Social Telephony
ABOUT MONGREL
Mongrel
Mongrel is an internationally recognised artists group specialising in digital media. We have an international reputation for our pioneering arts projects, including the first online commission from the Tate Gallery, London and work in the permanent collections of the Pompidou Centre, Paris and the Musuem for Media Arts in Karlsruhe (ZKM). Mongrel is well known for the Rehearsal of Memory, National Heritage and Natural Selection projects which explored racialisation and new media. It is closely associated with the formation of social software through its development of Linker, HeritageGold, BlackLash and Nine(9).
Combined with this we usually work with marginalised peoples who are on low incomes, socially excluded and cultural minorities. We do this by helping people to do things for themselves, creating social software and digital arts based projects that we then promote to a state of high visibility through our art world connections. We currently have projects running with the Congolese community in London, the Container Project in Jamaica and have helped groups in South African townships, the Sarai Centre in New Delia and the Surinamer community of Amsterdam.
ABOUT THE MEDIASHED
Mediashed.org
The MediaShed is a Mongrel initiative arising out of their move to Southend-on-Sea. Founded at the end of 2005, it is located in the Victoria ward, one of the towns target deprivation areas. The MediaShed hosts arts projects that provide members of local community access to innovative informal ICT training, media production and distribution of local arts based activities. At the core of the MediaShed is “free-media” - using media for little or no financial cost by using Free and Open Source software and recycled equipment and also saying what you want freely – using media that can be taken apart and reused in new forms of creative expression – “free as in free speech”.
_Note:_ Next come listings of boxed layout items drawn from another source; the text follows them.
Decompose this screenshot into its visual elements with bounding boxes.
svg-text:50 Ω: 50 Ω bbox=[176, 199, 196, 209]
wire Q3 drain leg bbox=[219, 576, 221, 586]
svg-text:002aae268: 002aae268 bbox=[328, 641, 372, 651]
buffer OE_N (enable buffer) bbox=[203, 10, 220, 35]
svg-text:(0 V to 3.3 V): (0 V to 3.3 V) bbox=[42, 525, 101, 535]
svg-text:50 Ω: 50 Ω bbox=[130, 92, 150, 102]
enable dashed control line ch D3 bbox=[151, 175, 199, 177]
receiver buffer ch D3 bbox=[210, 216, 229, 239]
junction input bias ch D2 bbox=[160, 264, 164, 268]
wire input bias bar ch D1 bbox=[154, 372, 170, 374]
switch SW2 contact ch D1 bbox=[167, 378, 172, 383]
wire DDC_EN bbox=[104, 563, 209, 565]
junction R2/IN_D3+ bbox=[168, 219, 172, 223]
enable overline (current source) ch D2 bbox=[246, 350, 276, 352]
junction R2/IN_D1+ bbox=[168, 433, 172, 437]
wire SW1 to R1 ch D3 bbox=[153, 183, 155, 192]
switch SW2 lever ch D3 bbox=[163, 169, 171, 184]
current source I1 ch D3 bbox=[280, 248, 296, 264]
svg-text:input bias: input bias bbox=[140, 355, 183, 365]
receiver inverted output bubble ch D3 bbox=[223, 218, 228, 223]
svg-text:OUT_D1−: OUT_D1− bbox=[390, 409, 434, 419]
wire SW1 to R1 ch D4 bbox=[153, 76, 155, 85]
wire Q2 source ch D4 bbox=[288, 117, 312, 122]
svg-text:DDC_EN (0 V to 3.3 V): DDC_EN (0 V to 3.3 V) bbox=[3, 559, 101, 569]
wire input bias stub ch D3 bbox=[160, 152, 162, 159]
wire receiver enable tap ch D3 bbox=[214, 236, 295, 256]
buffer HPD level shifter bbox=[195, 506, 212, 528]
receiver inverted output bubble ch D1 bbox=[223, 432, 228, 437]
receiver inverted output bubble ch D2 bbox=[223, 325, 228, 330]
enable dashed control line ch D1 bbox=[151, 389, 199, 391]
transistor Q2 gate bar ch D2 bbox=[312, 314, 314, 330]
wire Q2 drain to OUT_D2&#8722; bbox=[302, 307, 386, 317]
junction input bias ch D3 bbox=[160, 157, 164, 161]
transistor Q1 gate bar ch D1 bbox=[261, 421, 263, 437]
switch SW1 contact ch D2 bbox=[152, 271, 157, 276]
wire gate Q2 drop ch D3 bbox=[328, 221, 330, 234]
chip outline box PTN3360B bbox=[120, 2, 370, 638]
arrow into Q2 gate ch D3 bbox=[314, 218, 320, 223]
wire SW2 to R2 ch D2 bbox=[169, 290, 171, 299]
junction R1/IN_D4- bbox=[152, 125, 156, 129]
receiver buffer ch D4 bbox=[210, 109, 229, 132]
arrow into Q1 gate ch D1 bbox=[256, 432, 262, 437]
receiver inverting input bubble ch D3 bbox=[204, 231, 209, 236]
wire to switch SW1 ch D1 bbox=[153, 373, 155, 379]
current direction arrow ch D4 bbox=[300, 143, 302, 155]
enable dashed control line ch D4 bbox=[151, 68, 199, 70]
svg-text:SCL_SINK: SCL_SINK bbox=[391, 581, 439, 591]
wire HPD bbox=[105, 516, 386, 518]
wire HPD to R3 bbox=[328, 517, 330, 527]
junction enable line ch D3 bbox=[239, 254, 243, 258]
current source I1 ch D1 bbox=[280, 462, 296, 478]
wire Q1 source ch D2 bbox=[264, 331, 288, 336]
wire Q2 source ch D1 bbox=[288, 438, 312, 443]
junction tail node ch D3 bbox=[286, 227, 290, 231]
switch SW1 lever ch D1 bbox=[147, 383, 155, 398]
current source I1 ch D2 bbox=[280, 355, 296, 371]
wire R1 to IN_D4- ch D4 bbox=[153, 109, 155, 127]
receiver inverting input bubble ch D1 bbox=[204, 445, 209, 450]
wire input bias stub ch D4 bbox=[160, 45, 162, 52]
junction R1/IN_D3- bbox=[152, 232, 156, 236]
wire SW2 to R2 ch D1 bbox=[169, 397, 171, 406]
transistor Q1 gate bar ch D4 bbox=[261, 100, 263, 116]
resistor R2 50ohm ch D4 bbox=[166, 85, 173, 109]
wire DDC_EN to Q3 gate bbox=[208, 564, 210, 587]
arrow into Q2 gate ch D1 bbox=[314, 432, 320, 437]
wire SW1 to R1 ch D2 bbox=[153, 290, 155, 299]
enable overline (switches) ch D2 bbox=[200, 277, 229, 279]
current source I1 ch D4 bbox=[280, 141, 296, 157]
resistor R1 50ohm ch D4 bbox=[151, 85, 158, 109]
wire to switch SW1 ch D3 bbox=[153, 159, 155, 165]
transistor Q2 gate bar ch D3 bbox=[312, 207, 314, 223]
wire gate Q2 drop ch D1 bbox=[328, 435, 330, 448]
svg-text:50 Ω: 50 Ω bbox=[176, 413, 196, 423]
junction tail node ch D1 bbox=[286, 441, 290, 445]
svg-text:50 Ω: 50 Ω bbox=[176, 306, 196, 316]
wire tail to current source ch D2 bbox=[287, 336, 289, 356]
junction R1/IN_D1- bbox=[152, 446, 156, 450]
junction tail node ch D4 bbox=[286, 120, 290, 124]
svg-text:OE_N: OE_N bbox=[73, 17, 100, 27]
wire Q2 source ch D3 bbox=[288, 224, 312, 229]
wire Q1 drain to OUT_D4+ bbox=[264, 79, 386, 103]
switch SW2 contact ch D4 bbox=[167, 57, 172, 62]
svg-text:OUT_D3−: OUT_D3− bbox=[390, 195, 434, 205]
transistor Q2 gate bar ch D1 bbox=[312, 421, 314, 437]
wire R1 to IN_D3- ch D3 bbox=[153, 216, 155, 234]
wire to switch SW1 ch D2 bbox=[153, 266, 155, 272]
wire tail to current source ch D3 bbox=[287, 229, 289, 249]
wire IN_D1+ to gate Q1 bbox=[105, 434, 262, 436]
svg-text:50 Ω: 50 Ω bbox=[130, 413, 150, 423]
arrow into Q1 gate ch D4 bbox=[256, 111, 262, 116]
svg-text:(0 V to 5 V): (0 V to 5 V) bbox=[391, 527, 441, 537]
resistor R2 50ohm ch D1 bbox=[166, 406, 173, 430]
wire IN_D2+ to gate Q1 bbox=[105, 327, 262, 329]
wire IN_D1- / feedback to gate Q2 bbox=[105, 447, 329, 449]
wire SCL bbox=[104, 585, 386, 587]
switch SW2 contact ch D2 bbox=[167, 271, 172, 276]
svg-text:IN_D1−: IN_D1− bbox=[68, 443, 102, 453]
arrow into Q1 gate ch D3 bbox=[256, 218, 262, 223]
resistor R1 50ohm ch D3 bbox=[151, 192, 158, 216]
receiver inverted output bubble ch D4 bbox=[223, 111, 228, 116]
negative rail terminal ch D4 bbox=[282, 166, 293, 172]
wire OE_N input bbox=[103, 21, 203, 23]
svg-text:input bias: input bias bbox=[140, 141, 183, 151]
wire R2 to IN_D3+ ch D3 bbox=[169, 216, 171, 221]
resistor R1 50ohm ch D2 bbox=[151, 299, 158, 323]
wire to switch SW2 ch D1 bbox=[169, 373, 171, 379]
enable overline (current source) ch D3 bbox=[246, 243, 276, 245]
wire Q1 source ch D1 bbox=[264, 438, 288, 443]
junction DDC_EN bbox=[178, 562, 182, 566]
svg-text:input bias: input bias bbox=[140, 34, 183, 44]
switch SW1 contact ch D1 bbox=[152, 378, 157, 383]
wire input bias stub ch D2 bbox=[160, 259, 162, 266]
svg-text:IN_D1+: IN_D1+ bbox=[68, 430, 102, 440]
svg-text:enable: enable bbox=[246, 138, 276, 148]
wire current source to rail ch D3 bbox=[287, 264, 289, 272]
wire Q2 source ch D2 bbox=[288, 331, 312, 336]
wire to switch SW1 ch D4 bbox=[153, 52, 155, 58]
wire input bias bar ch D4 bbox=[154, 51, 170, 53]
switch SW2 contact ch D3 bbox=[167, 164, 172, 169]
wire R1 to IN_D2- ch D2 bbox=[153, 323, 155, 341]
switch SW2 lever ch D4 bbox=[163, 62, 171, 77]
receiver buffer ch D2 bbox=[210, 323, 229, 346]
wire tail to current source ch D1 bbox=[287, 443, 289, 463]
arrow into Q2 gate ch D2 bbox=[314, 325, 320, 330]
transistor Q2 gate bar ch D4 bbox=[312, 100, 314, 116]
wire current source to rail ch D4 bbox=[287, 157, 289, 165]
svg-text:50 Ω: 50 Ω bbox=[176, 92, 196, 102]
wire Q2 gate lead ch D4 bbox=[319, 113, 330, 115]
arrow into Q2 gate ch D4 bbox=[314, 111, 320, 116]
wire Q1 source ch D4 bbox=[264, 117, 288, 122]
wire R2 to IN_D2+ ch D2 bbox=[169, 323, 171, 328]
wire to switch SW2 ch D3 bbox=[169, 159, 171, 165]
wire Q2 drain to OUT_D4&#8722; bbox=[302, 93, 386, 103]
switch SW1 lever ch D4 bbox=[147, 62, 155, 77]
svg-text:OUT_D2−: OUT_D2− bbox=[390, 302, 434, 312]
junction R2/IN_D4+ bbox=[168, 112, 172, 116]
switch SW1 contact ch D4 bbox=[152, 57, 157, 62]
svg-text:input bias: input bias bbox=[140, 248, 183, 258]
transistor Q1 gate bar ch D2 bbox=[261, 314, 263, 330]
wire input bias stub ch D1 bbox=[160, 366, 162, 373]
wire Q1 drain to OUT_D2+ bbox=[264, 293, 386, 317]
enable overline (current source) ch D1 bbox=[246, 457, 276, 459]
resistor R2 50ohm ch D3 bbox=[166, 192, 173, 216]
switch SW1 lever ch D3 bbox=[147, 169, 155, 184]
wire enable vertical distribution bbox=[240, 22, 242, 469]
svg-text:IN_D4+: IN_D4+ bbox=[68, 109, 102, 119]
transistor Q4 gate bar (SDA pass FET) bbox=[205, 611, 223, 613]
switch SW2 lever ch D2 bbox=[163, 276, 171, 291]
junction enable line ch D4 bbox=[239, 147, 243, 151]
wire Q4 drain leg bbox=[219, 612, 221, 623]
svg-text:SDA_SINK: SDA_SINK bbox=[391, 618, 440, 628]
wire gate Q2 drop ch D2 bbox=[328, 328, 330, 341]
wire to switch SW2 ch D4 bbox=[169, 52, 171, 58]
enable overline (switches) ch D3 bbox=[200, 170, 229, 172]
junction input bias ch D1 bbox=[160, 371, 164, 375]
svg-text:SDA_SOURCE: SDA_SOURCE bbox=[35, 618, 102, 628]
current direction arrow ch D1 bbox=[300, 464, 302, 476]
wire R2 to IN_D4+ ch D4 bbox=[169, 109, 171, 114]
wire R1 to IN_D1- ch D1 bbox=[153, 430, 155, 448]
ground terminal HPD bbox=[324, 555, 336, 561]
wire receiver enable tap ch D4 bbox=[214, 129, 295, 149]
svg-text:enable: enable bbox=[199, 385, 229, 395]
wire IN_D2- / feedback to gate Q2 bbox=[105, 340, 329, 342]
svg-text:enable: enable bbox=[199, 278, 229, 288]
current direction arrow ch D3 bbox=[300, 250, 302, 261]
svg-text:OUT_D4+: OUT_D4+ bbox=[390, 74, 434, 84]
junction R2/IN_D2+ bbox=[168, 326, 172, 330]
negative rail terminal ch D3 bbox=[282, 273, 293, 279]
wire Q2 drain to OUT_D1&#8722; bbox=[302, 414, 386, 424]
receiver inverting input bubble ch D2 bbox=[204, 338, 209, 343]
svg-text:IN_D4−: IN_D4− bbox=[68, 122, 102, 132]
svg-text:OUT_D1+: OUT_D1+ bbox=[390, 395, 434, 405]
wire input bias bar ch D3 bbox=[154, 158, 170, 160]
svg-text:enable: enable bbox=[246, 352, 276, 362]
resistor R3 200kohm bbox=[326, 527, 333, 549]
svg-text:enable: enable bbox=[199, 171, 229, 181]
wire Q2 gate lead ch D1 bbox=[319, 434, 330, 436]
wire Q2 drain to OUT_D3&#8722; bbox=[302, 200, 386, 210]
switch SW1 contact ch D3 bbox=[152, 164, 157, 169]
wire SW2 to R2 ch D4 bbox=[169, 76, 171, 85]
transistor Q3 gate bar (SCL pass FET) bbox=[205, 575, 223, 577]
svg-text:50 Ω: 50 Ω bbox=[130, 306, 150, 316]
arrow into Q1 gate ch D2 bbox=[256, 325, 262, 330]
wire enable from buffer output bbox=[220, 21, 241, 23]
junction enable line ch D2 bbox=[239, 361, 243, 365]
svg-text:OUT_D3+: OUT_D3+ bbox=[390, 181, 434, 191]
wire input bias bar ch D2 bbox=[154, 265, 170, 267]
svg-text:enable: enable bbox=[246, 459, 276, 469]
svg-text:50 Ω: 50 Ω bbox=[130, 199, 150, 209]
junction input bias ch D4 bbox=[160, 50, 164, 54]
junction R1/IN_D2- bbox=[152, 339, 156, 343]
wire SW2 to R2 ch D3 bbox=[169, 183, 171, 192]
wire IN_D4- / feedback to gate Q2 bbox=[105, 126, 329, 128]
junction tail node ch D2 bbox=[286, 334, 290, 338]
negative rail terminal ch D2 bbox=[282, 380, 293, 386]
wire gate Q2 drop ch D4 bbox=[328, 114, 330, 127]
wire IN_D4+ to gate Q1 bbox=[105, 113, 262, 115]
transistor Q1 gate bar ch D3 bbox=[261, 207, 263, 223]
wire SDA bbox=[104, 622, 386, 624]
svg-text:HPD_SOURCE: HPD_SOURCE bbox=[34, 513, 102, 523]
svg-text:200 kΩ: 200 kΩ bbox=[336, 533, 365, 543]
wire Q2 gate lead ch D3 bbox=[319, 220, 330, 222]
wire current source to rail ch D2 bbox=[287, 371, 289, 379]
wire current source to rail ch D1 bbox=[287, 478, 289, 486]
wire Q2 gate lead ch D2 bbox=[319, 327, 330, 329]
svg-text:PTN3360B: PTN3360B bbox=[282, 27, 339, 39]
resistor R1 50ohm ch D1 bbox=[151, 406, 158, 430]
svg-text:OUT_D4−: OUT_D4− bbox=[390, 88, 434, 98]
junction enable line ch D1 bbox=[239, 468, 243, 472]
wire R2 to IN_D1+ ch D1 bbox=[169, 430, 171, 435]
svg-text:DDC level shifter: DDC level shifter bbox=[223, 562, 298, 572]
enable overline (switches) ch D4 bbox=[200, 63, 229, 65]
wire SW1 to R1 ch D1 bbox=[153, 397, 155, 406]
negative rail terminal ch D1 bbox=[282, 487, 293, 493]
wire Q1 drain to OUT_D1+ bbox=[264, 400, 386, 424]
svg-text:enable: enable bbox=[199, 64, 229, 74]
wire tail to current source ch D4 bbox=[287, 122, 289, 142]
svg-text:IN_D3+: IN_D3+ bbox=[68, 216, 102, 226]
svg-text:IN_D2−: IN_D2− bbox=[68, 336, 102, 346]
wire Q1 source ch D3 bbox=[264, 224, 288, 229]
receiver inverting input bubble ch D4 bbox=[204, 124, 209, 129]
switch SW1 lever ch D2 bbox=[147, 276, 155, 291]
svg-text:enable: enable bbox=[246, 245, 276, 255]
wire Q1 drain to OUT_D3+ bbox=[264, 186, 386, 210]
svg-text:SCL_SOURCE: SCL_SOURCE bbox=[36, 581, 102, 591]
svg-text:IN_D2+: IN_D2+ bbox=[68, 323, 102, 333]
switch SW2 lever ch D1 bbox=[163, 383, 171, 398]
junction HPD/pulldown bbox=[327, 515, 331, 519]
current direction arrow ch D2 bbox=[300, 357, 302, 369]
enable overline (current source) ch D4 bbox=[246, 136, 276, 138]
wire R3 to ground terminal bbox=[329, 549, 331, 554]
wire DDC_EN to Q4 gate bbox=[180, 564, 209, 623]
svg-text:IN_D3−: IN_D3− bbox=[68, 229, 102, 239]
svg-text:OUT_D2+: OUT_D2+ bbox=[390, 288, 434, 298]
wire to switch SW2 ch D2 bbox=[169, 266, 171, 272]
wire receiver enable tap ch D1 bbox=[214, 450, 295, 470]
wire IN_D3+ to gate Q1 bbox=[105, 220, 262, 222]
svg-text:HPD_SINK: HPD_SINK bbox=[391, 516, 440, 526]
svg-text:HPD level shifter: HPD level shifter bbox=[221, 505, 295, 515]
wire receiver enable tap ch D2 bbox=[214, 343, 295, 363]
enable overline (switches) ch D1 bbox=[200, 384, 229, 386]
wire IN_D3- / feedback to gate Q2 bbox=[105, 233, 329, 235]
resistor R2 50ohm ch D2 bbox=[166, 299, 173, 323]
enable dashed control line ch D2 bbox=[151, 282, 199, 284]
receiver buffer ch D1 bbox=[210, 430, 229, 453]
The MediaShed now has over 100 members and has run several workshops, several screenings and exhibition events including its first public project “Video Sniffin”. The MediaShed and the free-media approach is a model that can be applied to all the creative arts and exported to a variety of communities and locations.
The Southend MediaShed (popular blurb)
Mediashed.org
Free-media from the Mouth of the Thames
The MediaShed is the first ‘free-media’ space in the East of England, located in Southend-on-Sea. It’s a place for doing art, making things or just saying what you want for little or no financial cost by using public domain software, recycled equipment and enthusiasm. It’s also a place to say what you want ‘freely’, using accessible media systems that can be taken apart and reused without unnecessary restrictions and controls.
Replacing Money with Imagination
Free-media is the governing principle of the MediaShed - allowing signals, things, objects, people and actions to pass “freely” between each other. It is about opening up the implicit meaning of media itself – to mediate not by controlling and ordering what can be said, shown or heard but by providing the means to unblock channels of access, release currents of energy and reveal the margins of what people can feel, sense, reason and imagine.
Social Telephony: from Cromwell’s Head to Congolese Street Phones http://www.mediashed.org/?q=telephony
Mongrel has been developing new forms of “contagious” telephone media to engage marginalised communities that have fallen outside of mainstream media. “ARoundhead” was a pilot telephony installation at the Royal Edinburgh Psychiatric Hospital where phone calls from Oliver Cromwell’s head encouraged staff to pass around messages, songs, jokes and rude noises. “Telephone Trottoire” - made in collaboration with radio programme “Nostalgie Ya Mboka” - was named after the Congolese practice of “pavement radio” or the passing around of news and gossip between individuals on street corners. Using cheap telephony cards and free software these projects allow people to build virulent and spontaneous social networks by passing phone calls between each other.
Richard Wright is a media artist and researcher working in the field of digital moving image and interactive techniques. Over the last twenty years his work has been exhibited and screened at numerous festivals, exhibitions and seminars and broadcast by television channels around the world.
Previous films include Heliocentrum (1995) - a cross between a political documentary and a Seventeenth century rave video and LMX Spiral (1998), a conceptual music video about the eighties. His last film was Foreplay (2004) – described as a “porn film without the sex”. In 2001 he completed the online screensaver The Bank of Time which was nominated for a BAFTA award. His most recently completed project was The Mimeticon – a “Baroque search engine” that uses image recognition to create a form of visual writing. Since 2004 he has been a core member of the artist led organisation Mongrel which hosts the MediaShed in Southend-on-Sea.